Bulgakov quotes the messianic work of the Spirit in Job (33:4) who recognizes the creative activity of the Spirit; in Isaiah (32:15), who waits for the fruitful outpouring of the Spirit; in the “new spirit” in Ezekiel (36:26).We are meant to be ‘spirit-bearing’ people, the most perfect example of which is the personification of the Bride (Church), which is Mary herself.  Bulgakov sees the descent of Shekinah-glory upon Mary, the perfected “Spirit-bearer, at the Annunciation.” The Theotokos is “the most perfect manifestation of the Holy Spirit in the image of the Spirit-bearer

 

Gregory of Nyssa applied many of the Old Testament metaphors to Mary, already common in homilies of the earlier Fathers.
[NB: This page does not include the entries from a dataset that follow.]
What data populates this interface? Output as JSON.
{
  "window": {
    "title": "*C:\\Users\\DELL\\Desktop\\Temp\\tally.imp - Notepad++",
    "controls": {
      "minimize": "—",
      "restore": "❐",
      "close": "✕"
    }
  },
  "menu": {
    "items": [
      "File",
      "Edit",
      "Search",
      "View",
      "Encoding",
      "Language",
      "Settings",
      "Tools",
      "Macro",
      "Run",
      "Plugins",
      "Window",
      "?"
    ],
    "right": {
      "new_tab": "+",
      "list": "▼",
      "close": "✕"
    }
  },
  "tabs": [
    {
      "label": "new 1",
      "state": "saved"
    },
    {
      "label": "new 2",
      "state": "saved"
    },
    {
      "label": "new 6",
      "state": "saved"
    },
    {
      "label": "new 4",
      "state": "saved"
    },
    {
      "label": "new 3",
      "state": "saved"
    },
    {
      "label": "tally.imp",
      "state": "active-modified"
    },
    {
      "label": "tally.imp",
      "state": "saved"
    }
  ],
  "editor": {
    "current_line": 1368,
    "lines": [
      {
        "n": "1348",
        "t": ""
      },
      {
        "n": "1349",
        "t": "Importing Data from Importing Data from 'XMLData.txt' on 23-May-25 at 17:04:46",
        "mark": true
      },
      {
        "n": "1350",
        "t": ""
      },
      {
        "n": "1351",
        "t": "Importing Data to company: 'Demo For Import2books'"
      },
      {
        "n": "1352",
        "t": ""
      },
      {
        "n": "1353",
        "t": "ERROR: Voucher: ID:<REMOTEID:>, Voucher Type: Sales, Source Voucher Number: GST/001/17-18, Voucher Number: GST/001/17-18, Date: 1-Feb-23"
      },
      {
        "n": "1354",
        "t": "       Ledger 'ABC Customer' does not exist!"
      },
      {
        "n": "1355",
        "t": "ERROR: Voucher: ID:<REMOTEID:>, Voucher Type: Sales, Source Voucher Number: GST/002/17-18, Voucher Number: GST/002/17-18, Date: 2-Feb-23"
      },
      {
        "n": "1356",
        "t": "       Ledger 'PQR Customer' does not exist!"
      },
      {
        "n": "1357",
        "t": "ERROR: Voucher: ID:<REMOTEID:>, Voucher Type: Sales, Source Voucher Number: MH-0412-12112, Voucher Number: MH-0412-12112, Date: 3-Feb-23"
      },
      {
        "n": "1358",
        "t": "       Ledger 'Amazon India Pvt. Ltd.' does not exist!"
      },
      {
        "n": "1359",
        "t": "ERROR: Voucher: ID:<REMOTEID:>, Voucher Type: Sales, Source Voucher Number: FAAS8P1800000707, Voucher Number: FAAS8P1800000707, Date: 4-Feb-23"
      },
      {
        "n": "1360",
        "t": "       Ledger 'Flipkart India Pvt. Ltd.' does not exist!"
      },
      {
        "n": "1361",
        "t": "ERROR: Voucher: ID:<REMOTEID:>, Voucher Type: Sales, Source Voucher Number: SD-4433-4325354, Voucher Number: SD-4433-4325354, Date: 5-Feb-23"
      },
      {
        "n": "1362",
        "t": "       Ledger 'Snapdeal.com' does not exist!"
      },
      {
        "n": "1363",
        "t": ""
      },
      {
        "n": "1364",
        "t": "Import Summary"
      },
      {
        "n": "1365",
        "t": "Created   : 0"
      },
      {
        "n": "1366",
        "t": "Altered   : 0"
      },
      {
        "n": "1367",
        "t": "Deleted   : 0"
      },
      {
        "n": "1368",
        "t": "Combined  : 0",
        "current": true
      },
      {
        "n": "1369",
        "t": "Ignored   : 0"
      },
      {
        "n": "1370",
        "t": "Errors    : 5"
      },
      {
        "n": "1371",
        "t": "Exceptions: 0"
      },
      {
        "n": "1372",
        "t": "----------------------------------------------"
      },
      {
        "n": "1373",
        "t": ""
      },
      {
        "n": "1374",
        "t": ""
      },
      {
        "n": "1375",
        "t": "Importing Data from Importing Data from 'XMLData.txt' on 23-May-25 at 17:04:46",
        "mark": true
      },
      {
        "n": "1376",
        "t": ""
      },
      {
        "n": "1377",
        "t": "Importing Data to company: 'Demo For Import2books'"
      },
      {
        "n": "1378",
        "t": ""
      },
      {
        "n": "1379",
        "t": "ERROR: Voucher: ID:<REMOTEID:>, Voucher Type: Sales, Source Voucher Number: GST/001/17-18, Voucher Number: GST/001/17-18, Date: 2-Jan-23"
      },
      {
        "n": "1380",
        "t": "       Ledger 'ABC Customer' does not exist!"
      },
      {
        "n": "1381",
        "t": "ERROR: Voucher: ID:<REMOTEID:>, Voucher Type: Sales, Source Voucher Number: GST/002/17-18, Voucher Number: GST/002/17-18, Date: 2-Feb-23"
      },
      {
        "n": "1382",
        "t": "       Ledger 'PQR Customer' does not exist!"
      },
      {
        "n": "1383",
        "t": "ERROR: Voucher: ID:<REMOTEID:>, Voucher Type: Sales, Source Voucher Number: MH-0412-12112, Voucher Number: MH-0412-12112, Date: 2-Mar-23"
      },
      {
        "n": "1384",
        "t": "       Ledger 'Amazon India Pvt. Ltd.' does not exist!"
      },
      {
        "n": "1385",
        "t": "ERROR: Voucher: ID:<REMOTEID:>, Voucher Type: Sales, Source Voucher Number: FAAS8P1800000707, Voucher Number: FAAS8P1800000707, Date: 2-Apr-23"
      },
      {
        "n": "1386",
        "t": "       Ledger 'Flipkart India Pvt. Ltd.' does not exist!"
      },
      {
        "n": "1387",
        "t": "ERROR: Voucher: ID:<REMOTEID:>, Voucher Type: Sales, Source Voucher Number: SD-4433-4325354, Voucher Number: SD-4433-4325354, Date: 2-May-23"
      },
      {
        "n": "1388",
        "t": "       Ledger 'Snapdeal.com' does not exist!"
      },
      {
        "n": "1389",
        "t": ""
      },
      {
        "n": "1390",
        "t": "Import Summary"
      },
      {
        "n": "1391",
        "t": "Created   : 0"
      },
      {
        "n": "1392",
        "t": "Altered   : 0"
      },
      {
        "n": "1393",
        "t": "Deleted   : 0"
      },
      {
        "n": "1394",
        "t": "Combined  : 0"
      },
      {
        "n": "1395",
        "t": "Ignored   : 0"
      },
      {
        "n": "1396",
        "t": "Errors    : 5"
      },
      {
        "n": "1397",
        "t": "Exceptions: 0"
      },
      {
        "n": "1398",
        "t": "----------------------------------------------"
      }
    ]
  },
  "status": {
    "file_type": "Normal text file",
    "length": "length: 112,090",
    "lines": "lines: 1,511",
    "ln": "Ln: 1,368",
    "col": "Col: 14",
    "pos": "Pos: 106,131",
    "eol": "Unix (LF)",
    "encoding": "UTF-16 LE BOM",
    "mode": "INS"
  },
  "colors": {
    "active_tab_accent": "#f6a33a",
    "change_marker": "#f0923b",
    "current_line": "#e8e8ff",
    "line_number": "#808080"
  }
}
But he was the first to call her the Burning Bush, or the Unburnt Bush.

 

[You can view, in living color, “The Burning Bush that Does Not Burn - The icon of Mary as the Church” on my website:

http://www.mamaleh-larisa.com/yogandme.html]

 

Gregory of Nyssa held that at the Annunciation, Mary, in her virginity, was filled with the Holy Spirit and became the tabernacle of Wisdom, (who is, here, Christ) because the work of the Spirit at the moment of the Incarnation created the matter of Christ’s body from the flesh and blood of his mother: “where Wisdom built a house…the tabernacle formed by such an impulse was not clothed with anything of human corruption.” Mary, as the unwed Virgin, is able to contain this theophany of God and not be consumed by it.

 

[And this, rather than the shallowly ad hoc rationalization of Duns Scotus, is the rightful basis of the Theotokos being im-maculate in the creaturely sense, without any im-perfection, from the moment she entered the created order.]

 

She is “the honor of our nature, the gate of our life, the one who won salvation for us.”   Gregory gave Mary the title Theotokos before it was officially made a doctrine at the Council of Ephesus in 431.